Gedragsgenetica - onderzoeksgebied dat onderzoekt hoe het genoom en het milieu interageren om een bepaald kenmerk te produceren (vaak bij dieren).

Dieronderzoek - uit proeven van TYRON en COOPER & ZUBEK (ratten in 'normale' omgeving en in verarmde omgeving) blijkt dat milieu en erfelijkheid interageren in het tot uiting brengen van gedrag: enkel als de omgeving voldoende rijk is, kan een genetisch verschil in intelligentie tot uiting komen.

Ander onderzoek heeft aangetoond dat hersenschors van ratten in verarmde omgeving dunner is dan van ratten die in een verrijkte omgeving opgroeien --> meer synaptische verbindingen.

Biotechnologie - het identificeren van genen en het nagaan van hun functies door genen uit te schakelen en de effecten hiervan te bestuderen (knock-out experimenten) of door genen in andere organismen in te platen en opnieuw te kijken naar de effecten hiervan.

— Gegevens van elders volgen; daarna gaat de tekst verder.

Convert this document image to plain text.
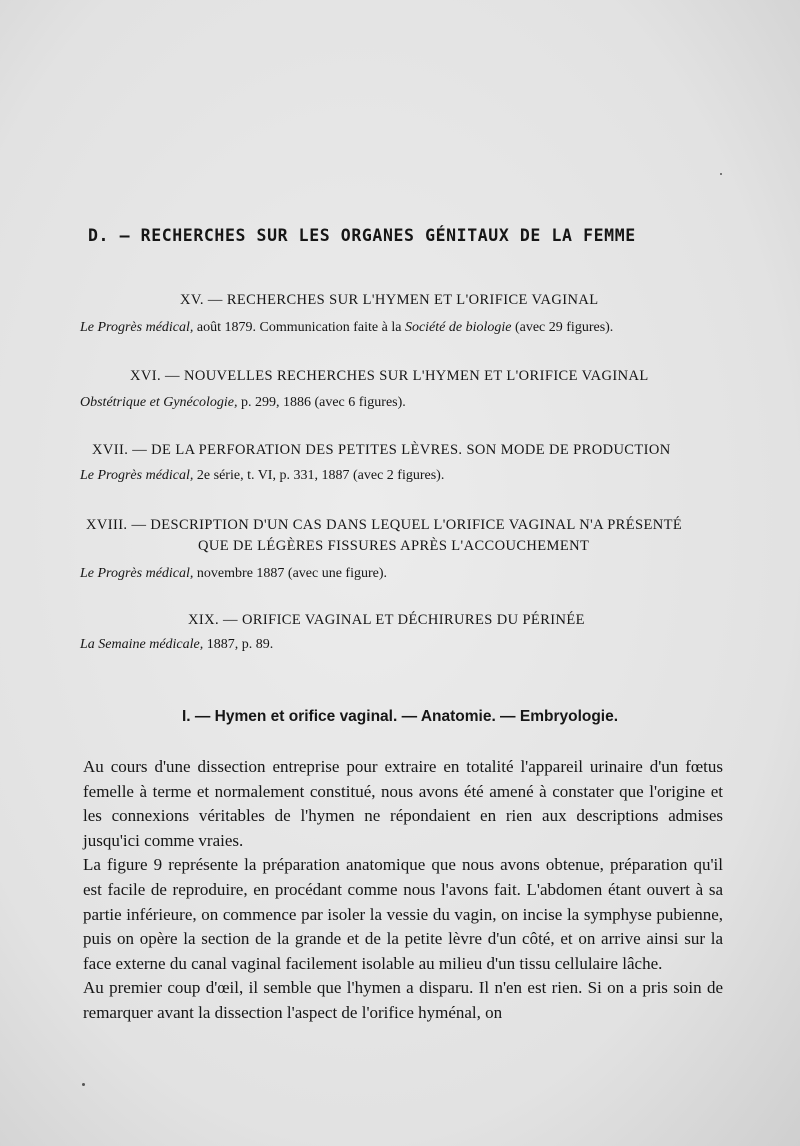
D. — RECHERCHES SUR LES ORGANES GÉNITAUX DE LA FEMME
XV. — RECHERCHES SUR L'HYMEN ET L'ORIFICE VAGINAL
Le Progrès médical, août 1879. Communication faite à la Société de biologie (avec 29 figures).
XVI. — NOUVELLES RECHERCHES SUR L'HYMEN ET L'ORIFICE VAGINAL
Obstétrique et Gynécologie, p. 299, 1886 (avec 6 figures).
XVII. — DE LA PERFORATION DES PETITES LÈVRES. SON MODE DE PRODUCTION
Le Progrès médical, 2e série, t. VI, p. 331, 1887 (avec 2 figures).
XVIII. — DESCRIPTION D'UN CAS DANS LEQUEL L'ORIFICE VAGINAL N'A PRÉSENTÉ
QUE DE LÉGÈRES FISSURES APRÈS L'ACCOUCHEMENT
Le Progrès médical, novembre 1887 (avec une figure).
XIX. — ORIFICE VAGINAL ET DÉCHIRURES DU PÉRINÉE
La Semaine médicale, 1887, p. 89.
I. — Hymen et orifice vaginal. — Anatomie. — Embryologie.

Au cours d'une dissection entreprise pour extraire en totalité l'appareil urinaire d'un fœtus femelle à terme et normalement constitué, nous avons été amené à constater que l'origine et les connexions véritables de l'hymen ne répondaient en rien aux descriptions admises jusqu'ici comme vraies.

La figure 9 représente la préparation anatomique que nous avons obtenue, préparation qu'il est facile de reproduire, en procédant comme nous l'avons fait. L'abdomen étant ouvert à sa partie inférieure, on commence par isoler la vessie du vagin, on incise la symphyse pubienne, puis on opère la section de la grande et de la petite lèvre d'un côté, et on arrive ainsi sur la face externe du canal vaginal facilement isolable au milieu d'un tissu cellulaire lâche.

Au premier coup d'œil, il semble que l'hymen a disparu. Il n'en est rien. Si on a pris soin de remarquer avant la dissection l'aspect de l'orifice hyménal, on
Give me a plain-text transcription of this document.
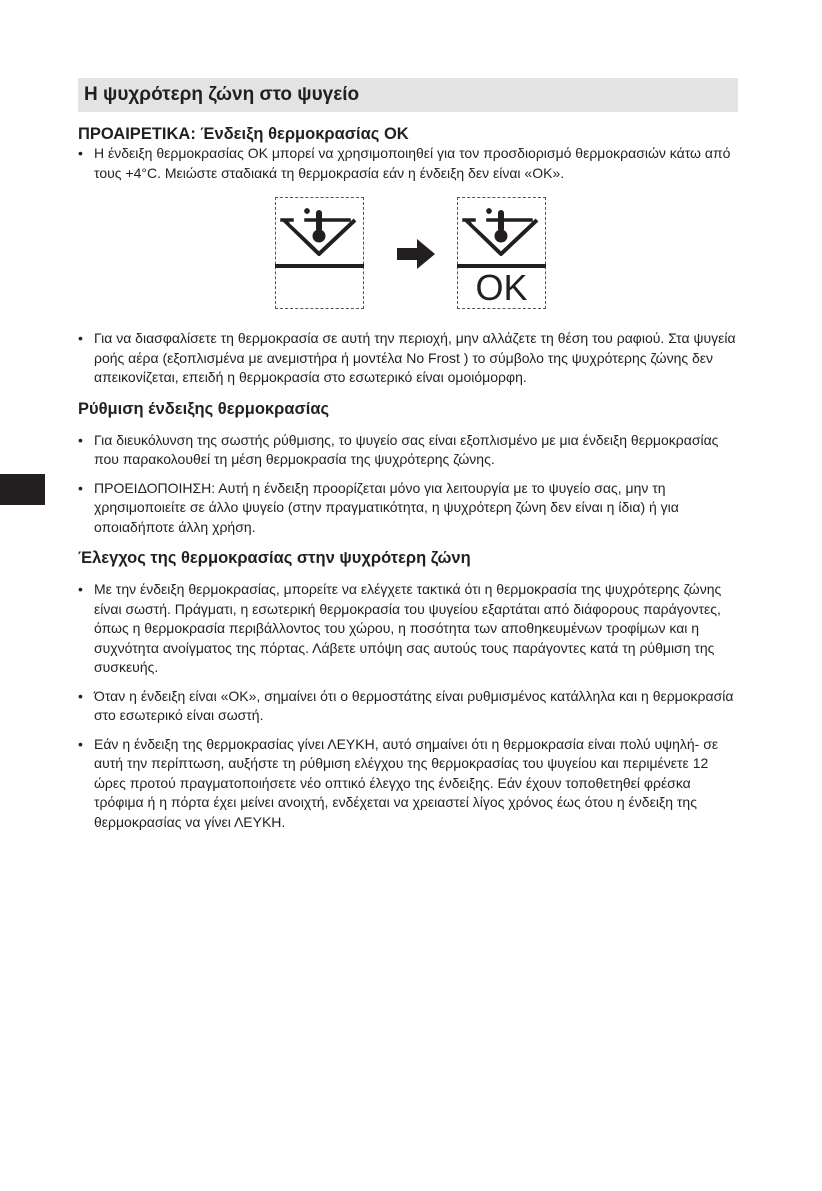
Η ψυχρότερη ζώνη στο ψυγείο
ΠΡΟΑΙΡΕΤΙΚΑ: Ένδειξη θερμοκρασίας OK
• Η ένδειξη θερμοκρασίας OK μπορεί να χρησιμοποιηθεί για τον προσδιορισμό θερμοκρασιών κάτω από τους +4°C. Μειώστε σταδιακά τη θερμοκρασία εάν η ένδειξη δεν είναι «OK».
OK
• Για να διασφαλίσετε τη θερμοκρασία σε αυτή την περιοχή, μην αλλάζετε τη θέση του ραφιού. Στα ψυγεία ροής αέρα (εξοπλισμένα με ανεμιστήρα ή μοντέλα No Frost ) το σύμβολο της ψυχρότερης ζώνης δεν απεικονίζεται, επειδή η θερμοκρασία στο εσωτερικό είναι ομοιόμορφη.
Ρύθμιση ένδειξης θερμοκρασίας
• Για διευκόλυνση της σωστής ρύθμισης, το ψυγείο σας είναι εξοπλισμένο με μια ένδειξη θερμοκρασίας που παρακολουθεί τη μέση θερμοκρασία της ψυχρότερης ζώνης.
• ΠΡΟΕΙΔΟΠΟΙΗΣΗ: Αυτή η ένδειξη προορίζεται μόνο για λειτουργία με το ψυγείο σας, μην τη χρησιμοποιείτε σε άλλο ψυγείο (στην πραγματικότητα, η ψυχρότερη ζώνη δεν είναι η ίδια) ή για οποιαδήποτε άλλη χρήση.
Έλεγχος της θερμοκρασίας στην ψυχρότερη ζώνη
• Με την ένδειξη θερμοκρασίας, μπορείτε να ελέγχετε τακτικά ότι η θερμοκρασία της ψυχρότερης ζώνης είναι σωστή. Πράγματι, η εσωτερική θερμοκρασία του ψυγείου εξαρτάται από διάφορους παράγοντες, όπως η θερμοκρασία περιβάλλοντος του χώρου, η ποσότητα των αποθηκευμένων τροφίμων και η συχνότητα ανοίγματος της πόρτας. Λάβετε υπόψη σας αυτούς τους παράγοντες κατά τη ρύθμιση της συσκευής.
• Όταν η ένδειξη είναι «OK», σημαίνει ότι ο θερμοστάτης είναι ρυθμισμένος κατάλληλα και η θερμοκρασία στο εσωτερικό είναι σωστή.
• Εάν η ένδειξη της θερμοκρασίας γίνει ΛΕΥΚΗ, αυτό σημαίνει ότι η θερμοκρασία είναι πολύ υψηλή- σε αυτή την περίπτωση, αυξήστε τη ρύθμιση ελέγχου της θερμοκρασίας του ψυγείου και περιμένετε 12 ώρες προτού πραγματοποιήσετε νέο οπτικό έλεγχο της ένδειξης. Εάν έχουν τοποθετηθεί φρέσκα τρόφιμα ή η πόρτα έχει μείνει ανοιχτή, ενδέχεται να χρειαστεί λίγος χρόνος έως ότου η ένδειξη της θερμοκρασίας να γίνει ΛΕΥΚΗ.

Mensonderzoek - 3 klassieke methodes:

  1. vergelijken van eeneiige (identieke of monozygotische tweelingen, zijn ontstaan uit dezelfde bevruchte eicel en hebben dus hetzelfde DNA) en twee-eiige tweelingen (dizygotische tweelingen, zijn ontstaan uit twee verschillende bevruchte eicellen en hebben dus niet meer basenparen met elkaar gemeen dan andere broers en zussen). Om na te gaan of een bepaalde eigenschap genetisch beinvloed wordt, kan men de overeenkomst vergelijken tussen eeneiige en twee-eiige tweelingen, deze overeenkomst kan uitgedrukt worden als correlatiecoëfficiënt of als concordantiegraad
  2. het bestuderen van adoptiekinderen; Hierbij kan men de genetische invloed bestuderen los van de omgevingsinvloed.
  3. het bestuderen van families met een bepaald kenmerk (evt icm genetisch onderzoek).